Mesmo quem estudou e sabe dar a devida importância à componente estratégica da Análise Histórica, esquece-se que antes do Século XX e das duas Guerras Mundiais, já as duas grandes potências periféricas da Europa (a França e o Reino Unido) se haviam coligado contra uma outra potência continental com pretensões hegemónicas que não a Alemanha. Aconteceu na década de 1850 contra a Rússia e o resultado foi a Guerra da Crimeia (1853-1856) que terminou com a derrota russa e a desistência desta a ambições expansionistas na Europa oriental… até 1945!

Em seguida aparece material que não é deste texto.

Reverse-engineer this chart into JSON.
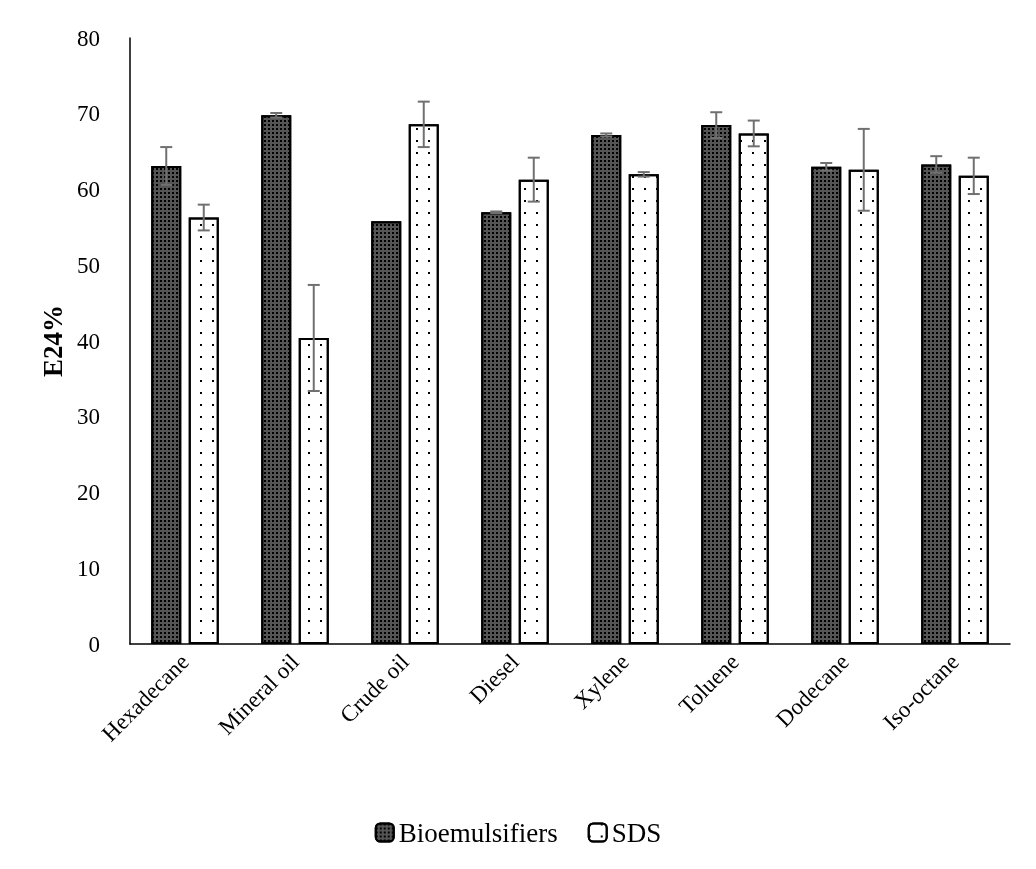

Mas o que me interessa aqui desenvolver é a forma como se estabeleceu a cooperação militar entre os dois exércitos que haviam sido os antagonistas da Batalha de Waterloo (1815) e o inesgotável tópico que consiste na forma geralmente sobranceira como os franceses viam (e vêem…) os seus aliados que apenas perde em inesgotabilidade para a forma desdenhosa como os britânicos lhes retribuíam – e retribuem… Um oficial francês deixou-nos as suas impressões – típicas – numa carta que enviou para casa:
Os soldados britânicos mostram-se entusiasmados, é gente forte e bem constituída. É de admirar os seus uniformes elegantes, todos novos, o seu excelente comportamento, a precisão e o rigor das suas manobras de ordem unida e a beleza dos seus cavalos, mas a sua maior fraqueza é que estão demasiadamente habituados ao conforto; vai ser difícil dar resposta aos seus inúmeros pedidos quando estivermos mesmo em campanha.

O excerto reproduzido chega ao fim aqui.